Personally, I think this paragraph is inexplicable. To put it simply, in this way, the message will not be lost, but there may be repeated consumption.

Properties props = new Properties (); props.put ("bootstrap.servers", "localhost:9092"); props.put ("group.id", "test"); props.put ("enable.auto.commit", "false"); props.put ("auto.commit.interval.ms", "1000"); props.put ("session.timeout.ms", "30000") Props.put ("key.deserializer", "org.apache.kafka.common.serialization.StringDeserializer"); props.put ("value.deserializer", "org.apache.kafka.common.serialization.StringDeserializer"); KafkaConsumer consumer = new KafkaConsumer (props); consumer.subscribe (Arrays.asList ("foo", "bar")); final int minBatchSize = 200; List buffer = new ArrayList (); while (true) {ConsumerRecords records = consumer.poll For (ConsumerRecord record: records) {buffer.add (record);} if (buffer.size () > = minBatchSize) {insertIntoDb (buffer); consumer.commitSync (); buffer.clear ();}}

In the above example, we use commitSync to mark all messages; in some cases, we may want to have more precise control over offset, so in the following example, we can control the submission of offset separately in each partition.

Try {while (running) {ConsumerRecords records = consumer.poll (Long.MAX_VALUE); for (TopicPartition partition: records.partitions ()) {List partitionRecords = records.records (partition); for (ConsumerRecord record: partitionRecords) {System.out.println (record.offset () + ":" + record.value ()) } long lastOffset = partitionRecords.get (partitionRecords.size ()-1). Offset (); consumer.commitSync (Collections.singletonMap (partition, new OffsetAndMetadata (lastOffset + 1));} finally {consumer.close ();}

Note: the offset submitted should be next message, so the submission needs to be + 1. 1 based on the current last item.

Manual Partition Assignment

Manual partition assignment

In the previous example, we subscribed to a topic and then asked kafka to fairly distribute the different partitions in the topic within a consumer group. So, in some cases, we want to be able to specify the allocation relationship of the partitions.
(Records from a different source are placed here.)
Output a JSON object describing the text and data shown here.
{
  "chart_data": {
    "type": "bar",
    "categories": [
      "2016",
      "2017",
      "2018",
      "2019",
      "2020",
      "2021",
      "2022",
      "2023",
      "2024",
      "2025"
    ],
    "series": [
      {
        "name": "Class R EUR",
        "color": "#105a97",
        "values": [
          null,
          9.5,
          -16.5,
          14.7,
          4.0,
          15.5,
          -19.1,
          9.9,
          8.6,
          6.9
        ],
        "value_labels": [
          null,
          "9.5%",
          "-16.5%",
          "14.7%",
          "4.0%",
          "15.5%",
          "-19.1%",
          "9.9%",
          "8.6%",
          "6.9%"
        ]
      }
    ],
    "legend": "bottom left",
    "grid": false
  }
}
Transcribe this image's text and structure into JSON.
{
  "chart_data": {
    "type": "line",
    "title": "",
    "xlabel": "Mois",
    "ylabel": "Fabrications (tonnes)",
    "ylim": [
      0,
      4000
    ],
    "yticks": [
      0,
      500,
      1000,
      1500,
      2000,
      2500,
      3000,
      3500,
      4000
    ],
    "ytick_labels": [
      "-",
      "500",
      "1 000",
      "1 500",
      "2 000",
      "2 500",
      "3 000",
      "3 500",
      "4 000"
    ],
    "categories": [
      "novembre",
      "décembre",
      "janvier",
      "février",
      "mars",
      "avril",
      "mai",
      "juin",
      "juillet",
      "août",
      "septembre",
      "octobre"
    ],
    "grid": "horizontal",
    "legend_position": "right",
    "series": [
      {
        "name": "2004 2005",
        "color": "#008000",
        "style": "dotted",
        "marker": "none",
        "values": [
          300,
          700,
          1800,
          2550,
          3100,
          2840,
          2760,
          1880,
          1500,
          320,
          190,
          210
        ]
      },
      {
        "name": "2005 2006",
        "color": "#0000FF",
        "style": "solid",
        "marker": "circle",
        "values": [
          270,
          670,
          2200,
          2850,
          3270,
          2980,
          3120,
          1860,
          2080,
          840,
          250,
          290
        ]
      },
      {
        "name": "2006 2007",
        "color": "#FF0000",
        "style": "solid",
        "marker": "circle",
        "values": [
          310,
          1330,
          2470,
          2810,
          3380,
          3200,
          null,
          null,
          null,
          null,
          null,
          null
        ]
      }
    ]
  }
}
If a process manages the state related to partition locally, it only needs to get the partition associated with it.

If a process itself has high availability, there is no need for kafka to detect errors and reassign partition, because the consumer process will restart on another device.

To use this mode, you can use the assign method instead of subscribe, specifying a partitions list.

String topic = "foo"; TopicPartition partition0 = new TopicPartition (topic, 0); TopicPartition partition1 = new TopicPartition (topic, 1); consumer.assign (Arrays.asList (partition0, partition1))

Once allocated, you can call poll in the loop to consume the message, as in the previous example. Manual partition allocation does not require group coordination, so when the consumption process fails, it does not trigger the reallocation of partition, and each consumer works independently, even if it belongs to the same group as other consumers. In order to avoid offset submission conflicts, in this case, we usually need to ensure that each consumer uses its own group id.

It should be noted that manual partition allocation and dynamic partition allocation through subscribe cannot be mixed.

At this point, the study on "how to use kafka consumer" is over. I hope to be able to solve your doubts. The collocation of theory and practice can better help you learn, go and try it! If you want to continue to learn more related knowledge, please continue to follow the website, the editor will continue to work hard to bring you more practical articles!

Welcome to subscribe "Shulou Technology Information " to get latest news, interesting things and hot topics in the IT industry, and controls the hottest and latest Internet news, technology news and IT industry trends.

*The comments in the above article only represent the author's personal views and do not represent the views and positions of this website. If you have more insights, please feel free to contribute and share.